L'histoire :
Thésée est le captif d’Astérios, alias le minotaure, dans une chaumière situé dans une « clairière » en plein cœur d’un gigantesque palais abandonné qui ressemble à un labyrinthe. Au terme de la lutte que les deux combattants ont loyalement livré l’un contre l’autre, tous deux se sont blessés mutuellement. Le calme est retombé. D’apparence, la plaie à la cuisse de Thésée demande juste à être cautérisée… Ce à quoi s’emploie le minotaure, après avoir chauffé au fer rouge une épée, tout en discutant sur un ton fort affable avec son adversaire. Le minotaure est sincèrement désolé d’avoir blessé Thésée. Il n’a aucune haine envers ce jeune prince, fils du roi d’Athènes Egée, qui a su conquérir le cœur de sa sœur Ariane. En attendant que sa blessure aille mieux, il lui propose de lui raconter son histoire tragique. Comment est-il devenu le gardien redouté de ce labyrinthe ? Pourquoi le roi Minos lui envoie-t-il régulièrement se perdre les ennemis dont il veut se débarrasser ? Tout a commencé bien des années auparavant, alors que l’architecte athénien Dédale venait de commettre une grosse bêtise.

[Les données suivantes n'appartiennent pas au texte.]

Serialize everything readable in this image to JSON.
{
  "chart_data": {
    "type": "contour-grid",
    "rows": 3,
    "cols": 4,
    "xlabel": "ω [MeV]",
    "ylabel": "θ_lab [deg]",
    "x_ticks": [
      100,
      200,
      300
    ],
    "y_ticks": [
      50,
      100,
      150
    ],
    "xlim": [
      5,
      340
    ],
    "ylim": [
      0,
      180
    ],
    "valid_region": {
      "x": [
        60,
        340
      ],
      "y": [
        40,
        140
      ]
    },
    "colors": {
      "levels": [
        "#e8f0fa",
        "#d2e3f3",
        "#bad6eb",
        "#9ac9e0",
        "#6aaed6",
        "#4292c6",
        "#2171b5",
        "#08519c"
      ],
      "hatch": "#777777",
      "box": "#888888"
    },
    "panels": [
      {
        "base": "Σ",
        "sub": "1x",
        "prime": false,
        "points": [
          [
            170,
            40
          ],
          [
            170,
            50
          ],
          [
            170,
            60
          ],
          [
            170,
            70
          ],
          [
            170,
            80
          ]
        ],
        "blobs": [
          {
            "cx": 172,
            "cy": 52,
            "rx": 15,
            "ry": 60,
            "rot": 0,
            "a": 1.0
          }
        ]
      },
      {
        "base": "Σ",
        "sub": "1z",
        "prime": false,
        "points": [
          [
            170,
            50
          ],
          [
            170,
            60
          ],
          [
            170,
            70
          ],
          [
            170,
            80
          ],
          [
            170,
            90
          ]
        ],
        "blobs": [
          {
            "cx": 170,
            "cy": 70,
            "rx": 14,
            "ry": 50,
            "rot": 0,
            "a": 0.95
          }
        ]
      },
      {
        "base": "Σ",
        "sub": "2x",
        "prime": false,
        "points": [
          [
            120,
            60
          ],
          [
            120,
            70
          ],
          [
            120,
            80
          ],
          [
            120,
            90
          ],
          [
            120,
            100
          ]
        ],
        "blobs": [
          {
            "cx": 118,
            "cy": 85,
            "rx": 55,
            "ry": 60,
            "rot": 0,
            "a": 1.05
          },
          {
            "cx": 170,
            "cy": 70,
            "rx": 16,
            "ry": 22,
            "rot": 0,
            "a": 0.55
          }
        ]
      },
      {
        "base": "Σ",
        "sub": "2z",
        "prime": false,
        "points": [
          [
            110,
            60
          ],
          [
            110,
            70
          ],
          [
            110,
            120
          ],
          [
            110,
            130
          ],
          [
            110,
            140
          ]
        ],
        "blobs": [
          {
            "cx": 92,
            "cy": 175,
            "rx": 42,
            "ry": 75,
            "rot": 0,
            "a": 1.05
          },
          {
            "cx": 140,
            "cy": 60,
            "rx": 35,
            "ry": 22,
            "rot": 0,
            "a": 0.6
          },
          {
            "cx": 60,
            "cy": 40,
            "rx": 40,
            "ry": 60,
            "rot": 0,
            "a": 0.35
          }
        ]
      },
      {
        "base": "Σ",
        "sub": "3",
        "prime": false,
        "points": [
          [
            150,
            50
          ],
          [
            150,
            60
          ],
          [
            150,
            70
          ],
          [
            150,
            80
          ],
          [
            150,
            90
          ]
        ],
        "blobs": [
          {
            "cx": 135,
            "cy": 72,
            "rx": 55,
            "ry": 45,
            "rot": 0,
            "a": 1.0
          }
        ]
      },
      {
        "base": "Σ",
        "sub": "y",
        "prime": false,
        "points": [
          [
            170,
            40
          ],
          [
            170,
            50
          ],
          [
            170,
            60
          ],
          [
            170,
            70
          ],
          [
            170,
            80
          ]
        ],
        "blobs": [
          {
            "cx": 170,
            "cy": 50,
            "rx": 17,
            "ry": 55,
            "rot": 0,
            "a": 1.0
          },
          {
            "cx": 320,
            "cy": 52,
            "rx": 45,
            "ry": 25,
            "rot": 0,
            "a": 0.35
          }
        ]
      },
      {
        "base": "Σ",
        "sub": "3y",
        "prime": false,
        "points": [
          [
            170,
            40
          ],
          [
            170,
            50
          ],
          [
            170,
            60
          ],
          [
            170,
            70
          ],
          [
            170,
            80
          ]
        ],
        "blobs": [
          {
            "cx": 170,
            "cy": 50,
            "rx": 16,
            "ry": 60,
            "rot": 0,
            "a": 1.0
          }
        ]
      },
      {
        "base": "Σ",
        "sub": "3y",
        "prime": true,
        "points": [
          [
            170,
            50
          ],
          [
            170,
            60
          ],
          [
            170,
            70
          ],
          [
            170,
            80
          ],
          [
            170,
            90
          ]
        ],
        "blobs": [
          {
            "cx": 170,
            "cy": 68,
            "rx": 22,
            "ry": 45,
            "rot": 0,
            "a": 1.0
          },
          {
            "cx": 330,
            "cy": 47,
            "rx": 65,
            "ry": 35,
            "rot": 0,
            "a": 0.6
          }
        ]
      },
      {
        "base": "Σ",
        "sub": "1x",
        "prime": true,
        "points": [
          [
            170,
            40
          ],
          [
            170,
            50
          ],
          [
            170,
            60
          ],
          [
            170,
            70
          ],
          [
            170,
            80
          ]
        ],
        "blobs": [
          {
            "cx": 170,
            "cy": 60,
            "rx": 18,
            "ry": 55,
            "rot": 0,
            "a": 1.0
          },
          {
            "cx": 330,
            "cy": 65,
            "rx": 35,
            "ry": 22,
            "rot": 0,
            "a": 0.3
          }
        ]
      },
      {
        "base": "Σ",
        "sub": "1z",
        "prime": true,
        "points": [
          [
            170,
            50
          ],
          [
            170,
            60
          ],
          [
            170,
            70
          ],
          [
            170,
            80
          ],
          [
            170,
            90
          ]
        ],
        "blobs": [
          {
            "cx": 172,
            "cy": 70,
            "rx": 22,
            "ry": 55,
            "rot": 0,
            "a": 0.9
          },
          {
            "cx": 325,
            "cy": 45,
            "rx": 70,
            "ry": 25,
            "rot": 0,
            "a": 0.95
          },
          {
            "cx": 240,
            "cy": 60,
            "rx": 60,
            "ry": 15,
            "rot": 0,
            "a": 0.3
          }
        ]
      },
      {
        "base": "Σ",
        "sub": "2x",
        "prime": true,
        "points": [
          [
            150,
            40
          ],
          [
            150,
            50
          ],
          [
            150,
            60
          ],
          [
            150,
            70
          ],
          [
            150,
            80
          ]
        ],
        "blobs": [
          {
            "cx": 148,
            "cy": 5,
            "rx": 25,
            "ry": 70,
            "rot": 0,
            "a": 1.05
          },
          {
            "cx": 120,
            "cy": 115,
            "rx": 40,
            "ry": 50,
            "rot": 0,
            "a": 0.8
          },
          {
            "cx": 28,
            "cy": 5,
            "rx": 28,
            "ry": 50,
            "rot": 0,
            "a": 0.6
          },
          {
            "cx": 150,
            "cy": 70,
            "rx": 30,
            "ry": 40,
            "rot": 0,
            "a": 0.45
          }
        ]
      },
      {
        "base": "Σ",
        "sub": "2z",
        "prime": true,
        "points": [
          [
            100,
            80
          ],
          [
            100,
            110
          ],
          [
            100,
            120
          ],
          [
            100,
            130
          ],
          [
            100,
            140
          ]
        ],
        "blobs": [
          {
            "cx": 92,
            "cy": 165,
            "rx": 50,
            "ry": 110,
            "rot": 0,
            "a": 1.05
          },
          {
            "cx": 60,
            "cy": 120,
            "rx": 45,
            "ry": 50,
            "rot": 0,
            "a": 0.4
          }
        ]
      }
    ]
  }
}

Ce soir-là, Dédale s’était embrouillé avec son neveu apprenti Talos. En lui collant une grosse baffe, ce dernier avait chuté du haut des imposants remparts du Parthénon. Talos était tombé dans la rocaille, mort démembré sur le coup. Ravagé par son acte de folie, Dédale et son ami Tectamus avaient alors tenté de dissimuler cet assassinat involontaire, en recouvrant le corps de Talos de caillasses. Mais des gueux avaient surpris leur manège et menaçaient dès lors la belle notoriété de Dédale. Ce dernier avait aussitôt choisi de s’exiler sur l’île de Crête, au service du roi Minos…
Ce qu'on en pense sur la planète BD :
Après avoir revisité le mythe de Pygmalion – et bien avant, en compagnie de Christian Rossi, ceux de Tiresias et de la Gloire d’Hera – le scénariste Serge le Tendre et le dessinateur Frédéric Peynet proposent une nouvelle lecture de l’une des superstars de la mythologie grecque : le Minotaure. Contrairement aux clichés d’ordinaire utilisés, ce monstre sanguinaire qui décime quiconque cherche à sortir du labyrinthe dans lequel il est enfermé à vie, porte ici en lui une grande part d’humanité. Il est cultivé, s’exprime correctement et se montre fort affable envers le jeune homme qui va le terrasser, Thésée. Mais alors, devant tant d'urbanités, pourquoi le fils du roi Egée va t-il ainsi chercher à l’éradiquer ? Pour comprendre cette confrontation inévitable, fatale et mythique, Serge le Tendre prend le temps de remonter à la genèse d’Astérios – oui, le Minotaure a un prénom ! Pourquoi celui-ci a t-il un corps d’homme et une tête de taureau ? Quels sont ses origines familiales et quel lien d’affection si puissant le lie-t-il à Dédale, l’architecte du labyrinthe ? Car dans cette version tout à fait cohérente et teintée de tragédie shakespearienne, le destin du Minotaure est intimement lié à celui de Dédale, son père d'adoption, qui tient ici un rôle central. Le Tendre construit sa narration à partir des dernières heures du Minotaure, alors qu’il papote avec son « bourreau » au centre du labyrinthe. Astérios raconte son histoire à Thésée, par séquences de flashbacks successives, une nouvelle fois dessinées de grandiose manière par Peynet. Les personnages sont expressifs, attachants, les paysages de Crête envoûtants et baignés de lumière méditerranéenne qui donne sacrément envie de (re)partir en vacances… Quant au labyrinthe, il se démarque de l’image classique des jeux des magazines pour enfants : il s’agit plus d’un inextricable et gigantesque palais plein de coursives, d’escaliers et d’oubliettes, lugubre et morbide. Une relecture aussi envoûtante qu'astucieuse.